Die wenigen unter den Schwestern, die den Versuch wagten, durch den Garten hindurchzukommen, kehrten bis auf drei wieder zurück, da es unmöglich war, das brennende Kloster zu retten und aus dem Meer von Rauch, Qualm und Feuer kein Entkommen möglich schien. So eilten sie in den Keller, der noch am meisten Sicherheit bot und wo die Oberin das Allerheiligste auf einen weißgedeckten Tisch gestellt hatte. Was dann geschah, weiß Gott allein. Inmitten der irdischen Finsternis erstrahlte das Licht seiner ewigen Liebe. Die der Herr sich auserwählt und die seinem Rufe gefolgt waren, um das Lob ihres himmlischen Bräutigams täglich zu singen in heiliger Gemeinschaft, sie lud er nun ein, auch zusammen mit ihm am Tische zu sitzen beim himmlischen Mahl …

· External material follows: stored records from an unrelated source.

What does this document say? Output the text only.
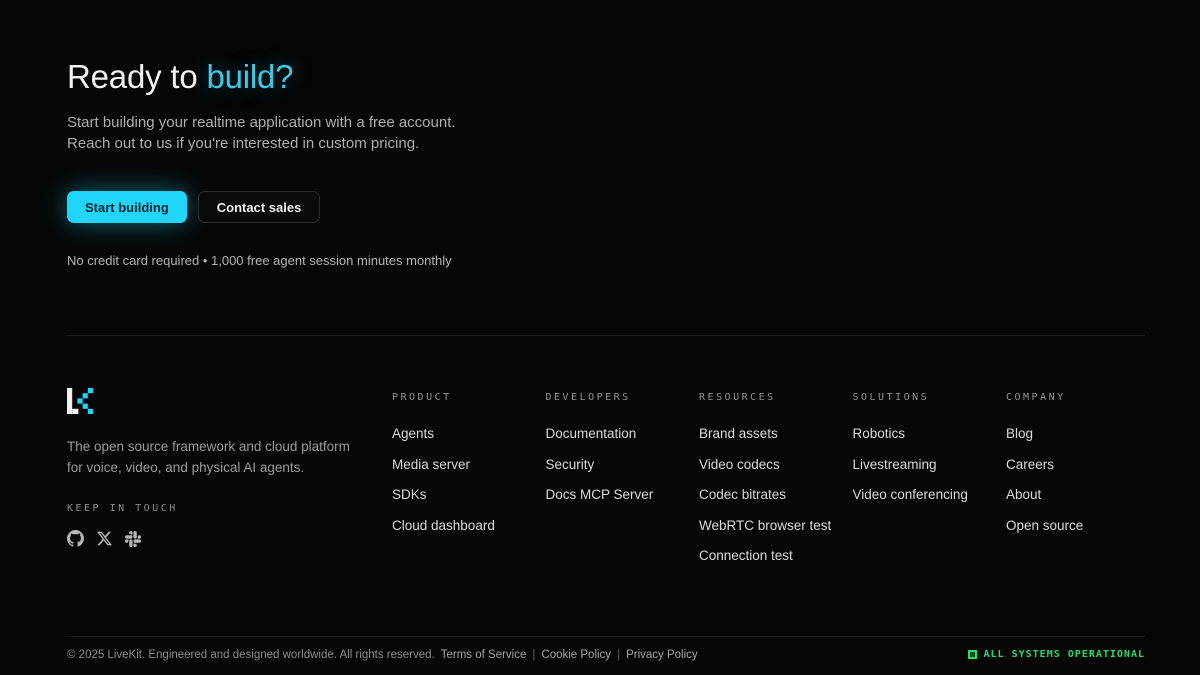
Ready to build?

Start building your realtime application with a free account.
Reach out to us if you're interested in custom pricing.

Start building	Contact sales

No credit card required • 1,000 free agent session minutes monthly

The open source framework and cloud platform
for voice, video, and physical AI agents.

KEEP IN TOUCH
PRODUCT
Agents
Media server
SDKs
Cloud dashboard
DEVELOPERS
Documentation
Security
Docs MCP Server
RESOURCES
Brand assets
Video codecs
Codec bitrates
WebRTC browser test
Connection test
SOLUTIONS
Robotics
Livestreaming
Video conferencing
COMPANY
Blog
Careers
About
Open source
© 2025 LiveKit. Engineered and designed worldwide. All rights reserved. Terms of Service | Cookie Policy | Privacy Policy	ALL SYSTEMS OPERATIONAL
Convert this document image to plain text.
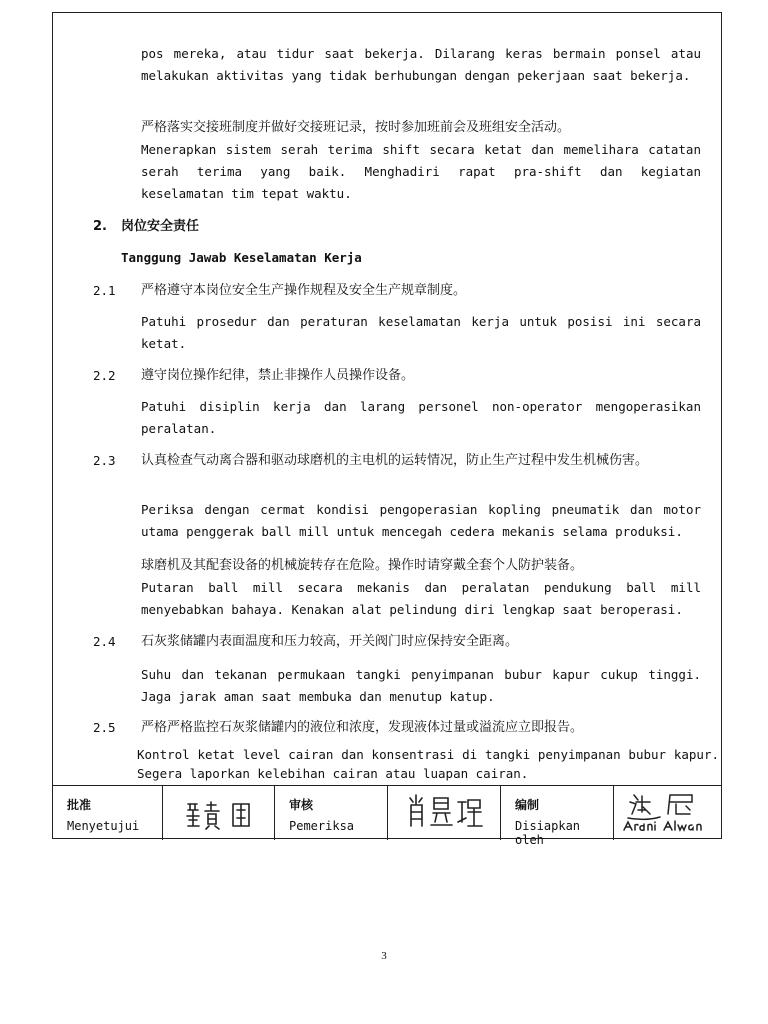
pos mereka, atau tidur saat bekerja. Dilarang keras bermain ponsel atau melakukan aktivitas yang tidak berhubungan dengan pekerjaan saat bekerja.

严格落实交接班制度并做好交接班记录，按时参加班前会及班组安全活动。

Menerapkan sistem serah terima shift secara ketat dan memelihara catatan serah terima yang baik. Menghadiri rapat pra-shift dan kegiatan keselamatan tim tepat waktu.

2. 岗位安全责任
Tanggung Jawab Keselamatan Kerja
2.1 严格遵守本岗位安全生产操作规程及安全生产规章制度。

Patuhi prosedur dan peraturan keselamatan kerja untuk posisi ini secara ketat.

2.2 遵守岗位操作纪律，禁止非操作人员操作设备。

Patuhi disiplin kerja dan larang personel non-operator mengoperasikan peralatan.

2.3 认真检查气动离合器和驱动球磨机的主电机的运转情况，防止生产过程中发生机械伤害。

Periksa dengan cermat kondisi pengoperasian kopling pneumatik dan motor utama penggerak ball mill untuk mencegah cedera mekanis selama produksi.

球磨机及其配套设备的机械旋转存在危险。操作时请穿戴全套个人防护装备。

Putaran ball mill secara mekanis dan peralatan pendukung ball mill menyebabkan bahaya. Kenakan alat pelindung diri lengkap saat beroperasi.

2.4 石灰浆储罐内表面温度和压力较高，开关阀门时应保持安全距离。

Suhu dan tekanan permukaan tangki penyimpanan bubur kapur cukup tinggi. Jaga jarak aman saat membuka dan menutup katup.

2.5 严格严格监控石灰浆储罐内的液位和浓度，发现液体过量或溢流应立即报告。

Kontrol ketat level cairan dan konsentrasi di tangki penyimpanan bubur kapur. Segera laporkan kelebihan cairan atau luapan cairan.

批准
Menyetujui
审核
Pemeriksa
编制
Disiapkan oleh
3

Feuer und Rauch erfüllten unterdessen immer mehr das Kloster und die Gymnasiumstraße, so dass sich niemand mehr nähern konnte. Abends um 21.00 Uhr stürzten die glühenden Mauern in sich zusammen. Erst am nächsten Morgen gegen 9.00 Uhr war es möglich, den Klostergarten zu betreten. Pater Manuwald vom Priesterseminar, der Spiritual der Schwestern, und eine der drei Überlebenden des Konventes konnten nun über glühende Asche und qualmende Balken mühsam in den Keller der Schwestern vordringen. Da bot sich ihnen ein ergreifendes Bild! Sie fanden die Oberin und ihre vierzig Schwestern tot, die meisten noch in kniender Stellung mit im Gebet ausgespannten Armen aneinandergelehnt und zusammengesunken. Eine Kerze brannte noch auf dem Leuchter. War das nicht das reine Licht ihrer Taufkerzen, das hier noch leuchtete, wie ihnen einst gesagt worden war: Nimm hin die brennende Kerze und bewahre ohne Makel deine Taufe, beobachte die Gebote Gottes, damit, wenn der Herr zur Hochzeit kommt, du ihm mit allen Heiligen entgegengehen kannst in seiner himmlischen Wohnung und lebest in alle Ewigkeit!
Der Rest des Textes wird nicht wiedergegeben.